LLM-Driven CI-CD Workflow Intelligence for Cyber Systems Engineering
2026-07-06 • Software Engineering
Software EngineeringArtificial Intelligence
AI summaryⓘ
The authors studied how automated software build and delivery processes (CI/CD workflows) work by analyzing many projects on GitHub. They used AI models to find patterns and problems in these workflows, discovering many issues related to reliability and maintenance. They also found that the way workflows are set up varies depending on the programming language and project type. Their system can suggest improvements for these workflows, showing that understanding these processes needs more than just labeling their steps. Overall, the authors highlight the importance of combining automatic analysis with human insight to improve CI/CD workflows.

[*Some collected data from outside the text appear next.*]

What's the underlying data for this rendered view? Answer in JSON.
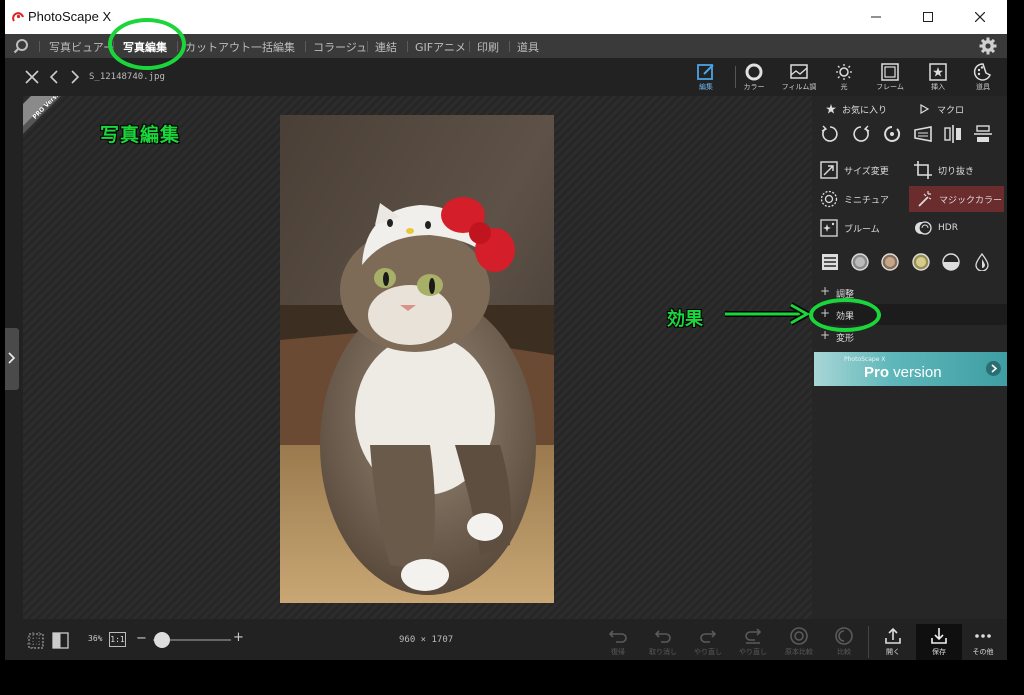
{
  "app": {
    "title": "PhotoScape X"
  },
  "menu": {
    "items": [
      "写真ビュアー",
      "写真編集",
      "カットアウト",
      "一括編集",
      "コラージュ",
      "連結",
      "GIFアニメ",
      "印刷",
      "道具"
    ]
  },
  "toolbar": {
    "filename": "S_12148740.jpg",
    "tools": [
      {
        "label": "編集",
        "icon": "edit-icon",
        "active": true
      },
      {
        "label": "カラー",
        "icon": "color-icon"
      },
      {
        "label": "フィルム調",
        "icon": "film-icon"
      },
      {
        "label": "光",
        "icon": "light-icon"
      },
      {
        "label": "フレーム",
        "icon": "frame-icon"
      },
      {
        "label": "挿入",
        "icon": "insert-icon"
      },
      {
        "label": "道具",
        "icon": "tools-icon"
      }
    ]
  },
  "canvas": {
    "pro_ribbon": "PRO Version",
    "annotation_title": "写真編集",
    "annotation_effect": "効果"
  },
  "panel": {
    "favorites": "お気に入り",
    "macro": "マクロ",
    "tools": [
      {
        "label": "サイズ変更",
        "icon": "resize-icon"
      },
      {
        "label": "切り抜き",
        "icon": "crop-icon"
      },
      {
        "label": "ミニチュア",
        "icon": "miniature-icon"
      },
      {
        "label": "マジックカラー",
        "icon": "magic-color-icon"
      },
      {
        "label": "ブルーム",
        "icon": "bloom-icon"
      },
      {
        "label": "HDR",
        "icon": "hdr-icon"
      }
    ],
    "sections": [
      "調整",
      "効果",
      "変形"
    ],
    "pro_banner": {
      "small": "PhotoScape X",
      "big_bold": "Pro",
      "big": " version"
    }
  },
  "bottom": {
    "zoom": "36%",
    "ratio": "1:1",
    "minus": "−",
    "plus": "+",
    "dimensions": "960 × 1707",
    "buttons": [
      {
        "label": "復帰",
        "icon": "revert-icon",
        "enabled": false
      },
      {
        "label": "取り消し",
        "icon": "undo-icon",
        "enabled": false
      },
      {
        "label": "やり直し",
        "icon": "redo-icon",
        "enabled": false
      },
      {
        "label": "やり直し",
        "icon": "redo-all-icon",
        "enabled": false
      },
      {
        "label": "原本比較",
        "icon": "compare-original-icon",
        "enabled": false
      },
      {
        "label": "比較",
        "icon": "compare-icon",
        "enabled": false
      },
      {
        "label": "開く",
        "icon": "open-icon",
        "enabled": true
      },
      {
        "label": "保存",
        "icon": "save-icon",
        "enabled": true
      },
      {
        "label": "その他",
        "icon": "more-icon",
        "enabled": true
      }
    ]
  },
  "colors": {
    "accent_green": "#1bd63a",
    "active_blue": "#4aa3e8",
    "magic_bg": "#6a2c2c",
    "pro_teal": "#5fb7ba"
  }
}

CI/CD workflowscontinuous integrationcontinuous deliverylarge language modelsworkflow analysisconfiguration filesanti-pattern detectionsoftware reliabilitysoftware maintainabilityrecommendation generation
Authors
Bonan Shen, Jiazhou Gao, Tao Ning, Wei-Jung Huang, Xin Liu
Abstract
CI/CD workflows have become executable operational policy: they decide what gets built, tested, released, and deployed, and they mediate how maintainers interact with delivery infrastructure. That makes them an important measurement point for cyber-systems engineering. Recent large language model (LLM) work shows that workflow stages can be recognized directly from configuration files, but stage labels alone do not tell us whether a workflow is brittle, unusual for its ecosystem, or worth revising first. We present an LLM-based CI/CD analysis pipeline that combines repository enrichment, anti-pattern detection, stage mining, and recommendation generation over a large GitHub corpus. Starting from 59,550 repositories with at least 1,000 stars, we identify 34,225 projects with CI/CD and collect 127,559 configuration files. Across 75,201 analyzed workflows, the anti-pattern detector reports 434,769 findings, dominated by reliability and maintainability issues. Across 59,906 configurations, stage usage differs significantly by language ($χ^2 = 4168.88$, $p < 0.001$, Cramer's $V = 0.063$), and domain analysis shows distinct operational profiles, including higher release and cache usage in mobile projects. For repository-level recommendation generation, few-shot prompting performs best overall, averaging 8.25 recommendations per repository with 96.1% YAML-valid snippets. Taken together, the results argue for CI/CD observability that combines diagnosis, context, and human review rather than treating workflow mining as a stage-classification problem alone.